Remember how excited she was to see her “last favorite” friend at the beginning of this story? That’s right. The Kidling has her first frenemy.

Lord help me.

_________

* Not her real name. But you probably knew that.

neglect, or why i am a strictly average blogger

Sheesh. I get a great idea then I don’t follow through consistently. Being human is so. damn. irritating.

I somehow neglected a very important step to accompany Tuesday’s story about love. With apologies to the dictionary lovers everywhere…

Per-cep-tionnoun. A social event held for the purpose of celebrating a specific occasion, typically a wedding. Syn. party, soirée, bash, reception.

love

We live in a college town whose inhabitants love their football.  Like, crazy love.  Start tailgating at 6:00 am love. Watch in sub-freezing temperatures love. Sit outside on billion-degree days love.

True love.

Some people in Our Town even love their football enough to commit their lives to their true loves on a home football game Saturday. Yes, that is my idea of hell, but whatever. Love is crazy.

The Kidling and I had the harebrained idea to go to the Our Town downtown last weekend during a particularly loving display: home football game reverie and jubilant wedding party merriment.  The Kidling–my silly little tomboy and lover of all things bridal– was positively elated by her good luck, even as I cursed my terrible choice. Recognizing a rare opportunity for The Kidling to bliss out on two of her favorite things at once, we paused our errand to watch the happy couple and their dear friends pass through the hoards of football fans. The Kidling’s face was bright as she watched them float through the crowd, telling me, “Even though I don’t know them, I wish them a good time at their perception.”

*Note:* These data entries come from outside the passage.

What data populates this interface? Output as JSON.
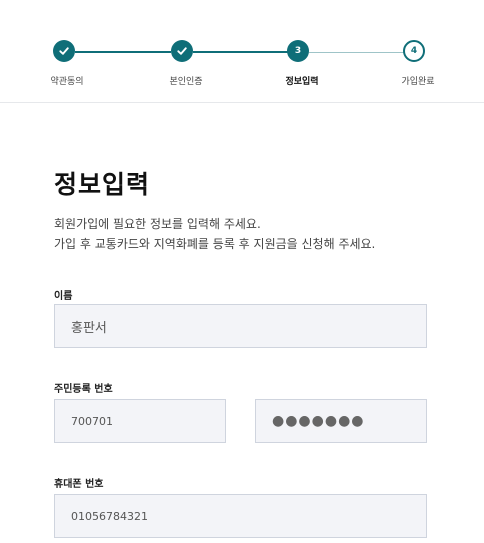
{
  "steps": [
    {
      "label": "약관동의",
      "state": "done"
    },
    {
      "label": "본인인증",
      "state": "done"
    },
    {
      "label": "정보입력",
      "number": "3",
      "state": "active"
    },
    {
      "label": "가입완료",
      "number": "4",
      "state": "todo"
    }
  ],
  "page": {
    "title": "정보입력",
    "description_line1": "회원가입에 필요한 정보를 입력해 주세요.",
    "description_line2": "가입 후 교통카드와 지역화폐를 등록 후 지원금을 신청해 주세요."
  },
  "form": {
    "name_label": "이름",
    "name_value": "홍판서",
    "rrn_label": "주민등록 번호",
    "rrn_front": "700701",
    "rrn_back_masked": "●●●●●●●",
    "phone_label": "휴대폰 번호",
    "phone_value": "01056784321"
  },
  "colors": {
    "accent": "#0f6e78",
    "field_bg": "#f3f4f8",
    "field_border": "#cfd4de"
  }
}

That’s right, girl. Share the love.

what the–

Once upon a time, a million years ago, in another lifetime, The Mama was a singer. Not a famous one, though someone did tell me a few weeks ago that I look like Carly Rae Jepsen.

I confess, I resorted to Google Images to make my own assessment. I am that lame. Don’t get me wrong, I have no way of not knowing that brainworm of a song, I had just never seen the person behind the noise. (Confidential to CRJ: I’m sure you are really nice. I just can’t handle anything that catchy.)

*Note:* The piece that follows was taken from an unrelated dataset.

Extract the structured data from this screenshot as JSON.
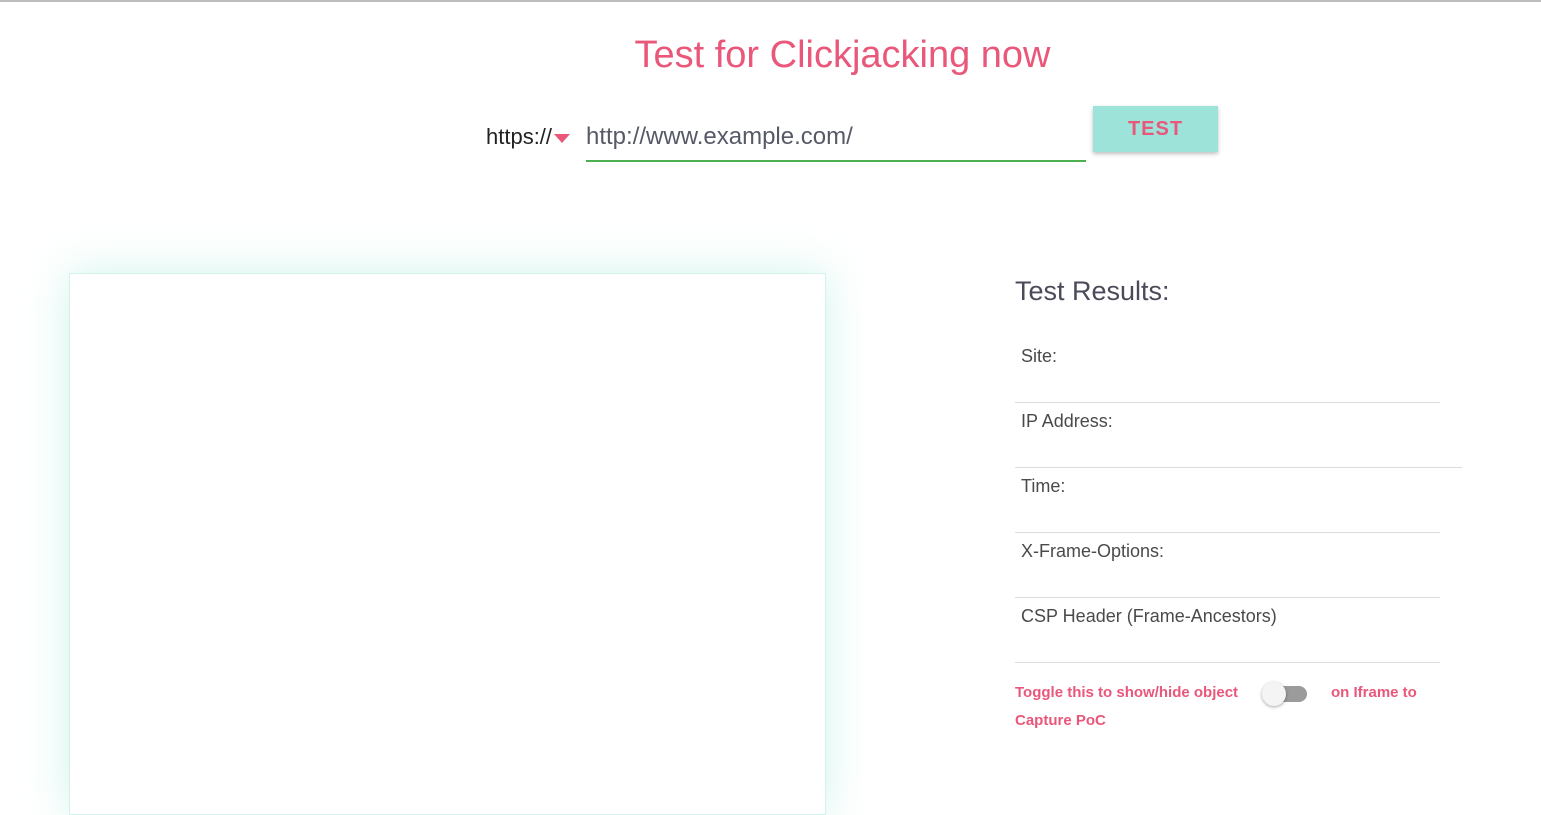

As I was about to get round to saying, way back when, The Mama had a passable mezzo-soprano. No one ever paid me to use it (except for that church choir…), but it was precisely “not bad” enough to get me cast in small roles at my local university. No, I’m not being humble. Tiny roles. Think Third Boy.

Yes, really.

As a result of this once-upon-a-time-a-billion-years-ago-I-didn’t-make-ears-bleed voice, I like to mix up my lullaby repertoire. I’m not saying I don’t sing a whole lot of Baa Baa Black Sheep, because I do. I really, really do. I simply like to use my Mama-given chords as they were meant to be used.

I can’t thank god when my Mama’s got the chops she has. I know where this voice of mine came from. Can I get an Amen?

So one evening, I sang two pretty little art songs to The Kidling after I tucked her in. She listened intently. I finished. We chatted.

I’m kind of jealous of something,” she said.

“What’s that?”

I’m jealous you have a beautifuler voice than me,” she continued.

“Sweetie, it’s just different,” I assured her.

Not to be dissuaded, she insisted, “Yours is more beautifuler.

“Well, it’s older,” I explained. “You know how our bodies grow up? It’s not just the outsides of our bodies that grow up: it’s the insides, too. Your voice will mature and then you’ll probably sound a lot like Mommy.”

She nodded in understanding, “And my nipples will get big, too?

Choking back a giggle, The Mama replied, “Yes.”

So they can hold milk?

“Right.”

And with that little twist, I kissed The Kidling goodnight and promptly ran downstairs to share our conversation with The Dada.